Indien een cliënt bijvoorbeeld naast zijn verstandelijke beperking of psychogeriatrische problematiek – waarop de Wzd van toepassing is – ook een psychische stoornis heeft of ontwikkelt, kan deze vaak worden behandeld vanuit de instelling waar iemand al lang verblijft. In dat geval zal de Wzd van toepassing blijven. Mocht de psychische stoornis op een gegeven moment centraal komen te staan in de problematiek en daarmee voorliggend worden, dan dient het regime van de Wvggz te gaan gelden. Meestal zal de cliënt in dat geval ook beter af zijn als hij voor behandeling naar een GGZ-instelling wordt overgeplaatst.

In uw brief refereerde u al aan de activiteiten in het kader van het programma Volwaardig Leven, gericht op de gehele gehandicaptenzorg. Over de voortgang en activiteiten van dat programma heb ik u eerder nader geïnformeerd. Naast het programma Volwaardig Leven is er een specifiek traject gericht op de implementatie van de Wzd en Wvggz, waarin ook thema’s als het grensvlak tussen Wvggz en Wzd bij multiproblematiek aan de orde komen. Zo wordt op dit moment gewerkt aan een handreiking, waarin handvatten zijn opgenomen ten aanzien van de samenloop, multiproblematiek en de doorgeleidingsmogelijkheden tussen de beide wetten.

Deze handreiking komt binnenkort beschikbaar op www.dwangindezorg.nl. Op deze website treft u ook het schema «twee regimes in één instelling» aan. Hierin staat aan welke vereisten een zorginstelling zorginhoudelijk minimaal moet voldoen bij de uitvoering van de Wvggz en de Wzd naast elkaar. Verder kunnen zorgaanbieders en zorgverleners met nadere vragen over deze en andere onderwerpen rondom de implementatie van beide wetten terecht bij de helpdesk die aan voornoemde website is gekoppeld.
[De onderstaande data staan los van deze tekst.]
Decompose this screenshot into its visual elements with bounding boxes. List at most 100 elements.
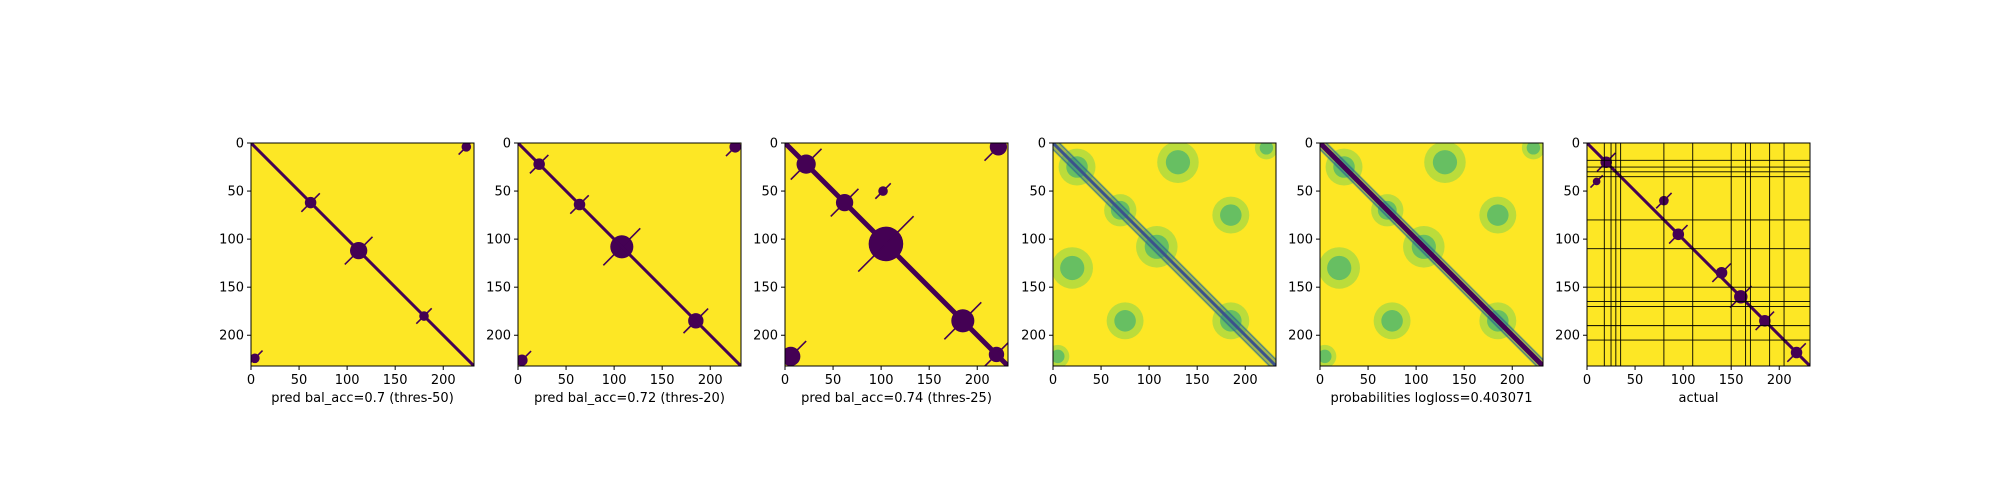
x-tick-label: 100 xyxy=(1671,373,1696,388)
x-axis-label: actual xyxy=(1678,391,1718,406)
x-tick-label: 100 xyxy=(602,373,627,388)
heatmap-cluster-core xyxy=(1053,349,1065,364)
y-tick-label: 150 xyxy=(219,281,244,296)
x-tick-label: 200 xyxy=(431,373,456,388)
x-tick-label: 50 xyxy=(825,373,842,388)
heatmap-image xyxy=(1053,143,1276,366)
y-tick-label: 150 xyxy=(486,281,511,296)
heatmap-image xyxy=(1320,143,1543,366)
heatmap-cluster-cross xyxy=(1711,262,1732,283)
axes-frame xyxy=(1586,142,1811,367)
x-tick-label: 100 xyxy=(1137,373,1162,388)
subplot-2: 0 50 100 150 200 0 50 100 150 200 pred bal_acc=0.7… xyxy=(486,137,742,406)
x-axis-label: probabilities logloss=0.403071 xyxy=(1330,391,1532,406)
axes-frame xyxy=(517,142,742,367)
diagonal-band xyxy=(251,143,474,366)
offdiagonal-line xyxy=(1058,143,1276,361)
axes-frame xyxy=(784,142,1009,367)
y-tick-label: 50 xyxy=(494,185,511,200)
x-tick-label: 100 xyxy=(1404,373,1429,388)
y-tick-label: 50 xyxy=(1563,185,1580,200)
x-tick-label: 0 xyxy=(1316,373,1324,388)
heatmap-cluster-core xyxy=(1259,143,1274,155)
x-axis-label: pred bal_acc=0.72 (thres-20) xyxy=(534,391,725,406)
x-tick-label: 200 xyxy=(698,373,723,388)
y-tick-label: 200 xyxy=(219,329,244,344)
x-tick-label: 0 xyxy=(514,373,522,388)
subplot-3: 0 50 100 150 200 0 50 100 150 200 pred bal_acc=0.7… xyxy=(753,137,1009,406)
y-tick-label: 150 xyxy=(1288,281,1313,296)
x-tick-label: 200 xyxy=(1233,373,1258,388)
heatmap-cluster-core xyxy=(1165,150,1191,175)
heatmap-cluster-core xyxy=(1526,143,1541,155)
heatmap-cluster-core xyxy=(1060,255,1085,281)
x-tick-label: 150 xyxy=(650,373,675,388)
x-tick-label: 0 xyxy=(247,373,255,388)
y-tick-label: 200 xyxy=(1288,329,1313,344)
diagonal-band xyxy=(518,143,741,366)
x-tick-label: 50 xyxy=(1360,373,1377,388)
heatmap-cluster-cross xyxy=(1589,174,1604,189)
offdiagonal-line xyxy=(1325,143,1543,361)
heatmap-cluster-core xyxy=(1327,255,1352,281)
y-tick-label: 0 xyxy=(1305,137,1313,152)
y-tick-label: 0 xyxy=(503,137,511,152)
subplot-1: 0 50 100 150 200 0 50 100 150 200 pred bal_acc=0.7… xyxy=(219,137,475,406)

De Minister van Volksgezondheid, Welzijn en Sport, H.M. de Jonge


X Noot
1

Letter L heeft alleen betrekking op wetsvoorstsel 32 399.

X Noot
2

Ganzevoort (GL), Gerkens (SP), Van Dijk (SGP), Van Hattem (PVV), Nooren (PvdA), Oomen-Ruijten (CDA), Rombouts (CDA), Bredenoord (D66), Koole (PvdA),Teunissen (PvdD), De Bruijn-Wezeman (VVD), Baay-Timmerman (50PLUS), A.J.M. van Kesteren (PVV), Wever (VVD), Adriaansens (VVD) (voorzitter), Beukering (FVD), Van der Burg (VVD), Gerbrandy (OSF), Van Gurp (GL), Van Huffelen (D66), Van Pareren (FVD) (ondervoorzitter), Van der Linden (FVD), Prins (CDA), Rookmaker (fractie-Otten), Vendrik (GL), Verkerk (CU), Van Wely (FVD), Pouw-Verweij (FVD)

X Noot
3

Kamerstukken I 2018/19, 35 000 XVI, G.

X Noot
4

Kamerstukken I 2018/19, 35 000 XVI, G.

X Noot
5

Wet verplichte geestelijke gezondheidszorg (32 399), Wet zorg en dwang psychogeriatrische en verstandelijk gehandicapte cliënten (31 996) en Wet forensische zorg (32 398)

X Noot
6

T02566.

X Noot
7

Kamerstukken II 2018/19, 24 170, nr. 179 en bijlagen.